Math Notation Cheatsheet

In this section I outline the meaning of the mathematical notation I use. When appropriate (and possible), I also describe the meaning in simple python.

General math and statistics

$f(x) \triangleq mx + b$

The $\triangleq$ indicates that the expression on the left is defined to be the expression on the right, rather than an equivalence that is derived from mathematical rules.

$(a, b)$

The set of real numbers between $a$ and $b$, excluding those values.

$[a, b]$

The set of real numbers between $a$ and $b$, including those values.

$(a, b]$ and $[a, b)$

The set of real numbers between $a$ and $b$, excluding the left or right bound, respectively.

$\{ a, b, c \}$

A set containing elements a, b, and c.

$x \in X$

Indicates that value $x$ is an element in set $X$.

$x_i$

The $ith$ element of the indexed set (list) of elements $x$. In python x[i].

$\sum_i^N x_i$

The sum of the first $N$ elements of an indexed set (list) of elements $x$. Could also be written as $x_1 + x_2 + … + x_N$.

sum = 0
for i in range(N)
    sum += x[i]

Whether the starting index is 0 or 1 depends on the context of the variable. If $i$ is assigned to a value like $\sum_{i=3}^N$, it means the series starts at element $i$. If it is unclear whether the starting index is 0 or 1, it will sometimes be explicitly assigned.

$\sum_{x \in X} x$

The sum of the elements in $X$.

sum = 0
for x in X:
    sum += x

$\prod_i^N x_i$

The product of the first $N$ elements of an indexed set (list) of elements $x$. Could also be written as $x_1 \cdot … \cdot x_N$

prod = 1
for i in range(N):
    prod *= x[i]

Whether the starting index is 0 or 1 depends on the context of the variable. If $i$ is assigned to a value like $\prod_{i=3}^N$, it means the series starts at element $i$. If it is unclear whether the starting index is 0 or 1, it will sometimes be explicitly assigned.

$x_{t+1} \gets g(x_t)$

The $\gets$ arrow indicates that the value of $x$ is updated to be the result of some function/operation on the previous value of $x$ defined on the right-hand-side (it doesn’t have the be $g$ and can be any expression). The subscript $t$ indicates the value of $x$ after the $t$th update to it.

$E_p[X]$

The expected value of random variable $X$ drawn from probability distribution $p$. For discrete random variables this is defined as $E_p[X] \triangleq \sum_{x \in X} p(x) x$. For continuous random variables this is the integral $E_p[X] \triangleq \int_X p(x) x dx$.

expected_x = 0.0
for x in X:
    expected_x += p(x) * x

$x \sim p$

Random variable $x$ is drawn from probability distribution $p$.

$E_{x \sim p} [ g(x) ]$

The expected value of drawing $x$ from probability distribution $p$ and then applying some operation on it – in this case evaluating the function $g$ on it. For discrete random variables $E_{x \sim p} [ g(x) ] \triangleq \sum_{x \in X} p(x) g(x)$.

$p(x | y)$

The probability (or probability density) of $x$ given the value $y$ from conditional probability (mass/density) function $p$

$p( \cdot | y)$

The conditional probability distribution (rather than specific probability/density) conditioned on $y$ implied by the probability (mass/density) function $p$.

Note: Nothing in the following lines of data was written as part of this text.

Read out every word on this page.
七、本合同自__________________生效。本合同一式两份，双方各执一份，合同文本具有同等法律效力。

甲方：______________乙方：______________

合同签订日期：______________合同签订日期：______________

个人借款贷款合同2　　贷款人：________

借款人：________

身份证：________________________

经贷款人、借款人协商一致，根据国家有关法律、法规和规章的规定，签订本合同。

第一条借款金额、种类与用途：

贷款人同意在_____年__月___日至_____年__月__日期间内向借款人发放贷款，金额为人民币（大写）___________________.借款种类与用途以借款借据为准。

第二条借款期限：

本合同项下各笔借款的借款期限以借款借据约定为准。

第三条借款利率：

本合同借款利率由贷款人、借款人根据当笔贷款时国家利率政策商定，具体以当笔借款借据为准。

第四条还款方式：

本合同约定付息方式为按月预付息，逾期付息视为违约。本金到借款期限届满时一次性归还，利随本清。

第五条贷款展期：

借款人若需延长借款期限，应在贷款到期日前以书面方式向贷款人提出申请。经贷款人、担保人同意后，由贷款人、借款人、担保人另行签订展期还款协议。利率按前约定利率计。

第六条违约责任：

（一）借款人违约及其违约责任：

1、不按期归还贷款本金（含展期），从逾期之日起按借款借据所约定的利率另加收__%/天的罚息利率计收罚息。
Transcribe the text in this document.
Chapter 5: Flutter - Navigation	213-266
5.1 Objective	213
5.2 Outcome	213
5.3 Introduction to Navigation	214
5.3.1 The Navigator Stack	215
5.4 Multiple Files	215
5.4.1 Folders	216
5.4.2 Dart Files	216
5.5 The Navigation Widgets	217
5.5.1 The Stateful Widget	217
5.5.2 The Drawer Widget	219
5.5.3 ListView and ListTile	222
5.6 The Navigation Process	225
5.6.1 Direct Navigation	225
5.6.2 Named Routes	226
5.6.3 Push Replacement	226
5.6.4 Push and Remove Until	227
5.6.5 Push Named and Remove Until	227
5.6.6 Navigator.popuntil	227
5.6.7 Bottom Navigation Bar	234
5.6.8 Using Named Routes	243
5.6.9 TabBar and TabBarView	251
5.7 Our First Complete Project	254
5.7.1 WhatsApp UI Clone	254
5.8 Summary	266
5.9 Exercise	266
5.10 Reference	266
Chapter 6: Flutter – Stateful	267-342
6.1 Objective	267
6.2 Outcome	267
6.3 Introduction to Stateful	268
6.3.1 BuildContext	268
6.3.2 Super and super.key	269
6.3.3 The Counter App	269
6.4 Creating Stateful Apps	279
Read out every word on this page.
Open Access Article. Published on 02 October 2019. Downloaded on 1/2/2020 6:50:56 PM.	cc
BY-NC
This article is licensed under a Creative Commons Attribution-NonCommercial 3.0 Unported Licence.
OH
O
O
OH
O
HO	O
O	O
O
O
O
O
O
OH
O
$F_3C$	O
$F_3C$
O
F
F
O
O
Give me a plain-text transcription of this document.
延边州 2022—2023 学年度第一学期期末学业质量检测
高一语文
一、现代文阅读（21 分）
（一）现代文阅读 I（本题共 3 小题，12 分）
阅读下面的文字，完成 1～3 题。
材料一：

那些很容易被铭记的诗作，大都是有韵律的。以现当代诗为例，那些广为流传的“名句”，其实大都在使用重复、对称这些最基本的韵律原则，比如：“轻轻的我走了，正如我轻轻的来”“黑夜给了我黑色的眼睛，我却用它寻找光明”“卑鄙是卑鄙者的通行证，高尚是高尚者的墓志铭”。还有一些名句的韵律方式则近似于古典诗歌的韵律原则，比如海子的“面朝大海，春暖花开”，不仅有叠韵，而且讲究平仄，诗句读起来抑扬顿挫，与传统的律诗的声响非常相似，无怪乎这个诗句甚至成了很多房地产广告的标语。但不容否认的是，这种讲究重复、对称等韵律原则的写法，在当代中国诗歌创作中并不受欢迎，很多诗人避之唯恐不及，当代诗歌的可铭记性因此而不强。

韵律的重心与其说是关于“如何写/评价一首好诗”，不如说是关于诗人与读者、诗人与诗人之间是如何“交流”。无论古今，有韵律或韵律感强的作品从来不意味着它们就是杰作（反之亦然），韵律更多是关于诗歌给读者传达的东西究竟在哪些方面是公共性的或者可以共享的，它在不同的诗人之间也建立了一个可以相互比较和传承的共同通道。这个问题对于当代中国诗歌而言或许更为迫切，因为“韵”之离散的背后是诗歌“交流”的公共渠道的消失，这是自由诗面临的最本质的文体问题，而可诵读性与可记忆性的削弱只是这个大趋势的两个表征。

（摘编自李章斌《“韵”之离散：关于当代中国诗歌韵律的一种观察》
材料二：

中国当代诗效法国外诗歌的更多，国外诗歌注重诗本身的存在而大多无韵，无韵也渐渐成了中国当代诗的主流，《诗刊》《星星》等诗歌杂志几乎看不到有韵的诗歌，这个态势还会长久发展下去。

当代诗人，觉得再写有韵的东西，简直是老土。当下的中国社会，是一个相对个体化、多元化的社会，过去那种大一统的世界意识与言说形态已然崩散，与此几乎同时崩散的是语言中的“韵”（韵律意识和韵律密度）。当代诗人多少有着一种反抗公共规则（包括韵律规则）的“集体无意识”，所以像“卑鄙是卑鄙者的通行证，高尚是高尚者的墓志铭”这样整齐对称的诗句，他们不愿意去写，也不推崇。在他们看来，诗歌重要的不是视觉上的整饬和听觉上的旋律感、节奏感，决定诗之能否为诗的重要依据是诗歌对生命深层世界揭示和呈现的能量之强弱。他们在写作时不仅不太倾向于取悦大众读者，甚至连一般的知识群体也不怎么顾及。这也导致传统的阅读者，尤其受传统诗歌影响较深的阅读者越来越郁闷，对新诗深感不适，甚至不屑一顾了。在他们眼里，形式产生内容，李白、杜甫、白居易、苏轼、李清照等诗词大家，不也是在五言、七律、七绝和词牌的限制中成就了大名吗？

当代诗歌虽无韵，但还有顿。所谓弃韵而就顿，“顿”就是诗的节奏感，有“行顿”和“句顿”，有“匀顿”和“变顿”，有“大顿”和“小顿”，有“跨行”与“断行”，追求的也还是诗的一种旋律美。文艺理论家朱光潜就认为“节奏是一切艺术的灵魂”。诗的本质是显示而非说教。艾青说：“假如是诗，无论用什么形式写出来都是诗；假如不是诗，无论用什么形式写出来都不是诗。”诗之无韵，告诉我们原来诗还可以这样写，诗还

RL-specific variables and notation choices

$S$

State space

$A$

Action space

R(s, a) or R(s, a, s')

A reward function on state-action pairs or state-action-next state triples. In practice, reward functions are usually defined in terms of the state $s’ \in S$, while theoretical analysis usually assumes the simpler $R(s, a)$ functions. Doing analysis with $R(s, a)$ does not limit the validity of the analysis because for any MDP with an $R(s, a, s’)$ function, you can define an equivalent MDP with an $R(s, a)$ function that is the expected value of the $R(s, a, s’)$ values (averaging over the next state probabilities).

T(s’ | s, a)

The probability (density) that the environment transitions to state $s’ \in S$ after the agent takes action $a \in A$ from state $s \in S$.

$\gamma$

A geometric discount factor $\gamma \in [0, 1)$.

$\pi(s)$

A deterministic policy that maps state $s \in S$ to an action.

$\pi(a | s)$

The probability (mass/density) of stochastic policy $\pi$ selecting action $a \in A$ from state $s \in S$.

$\pi(\cdot | s)$

A stochastic policy distribution conditioned on state $s$.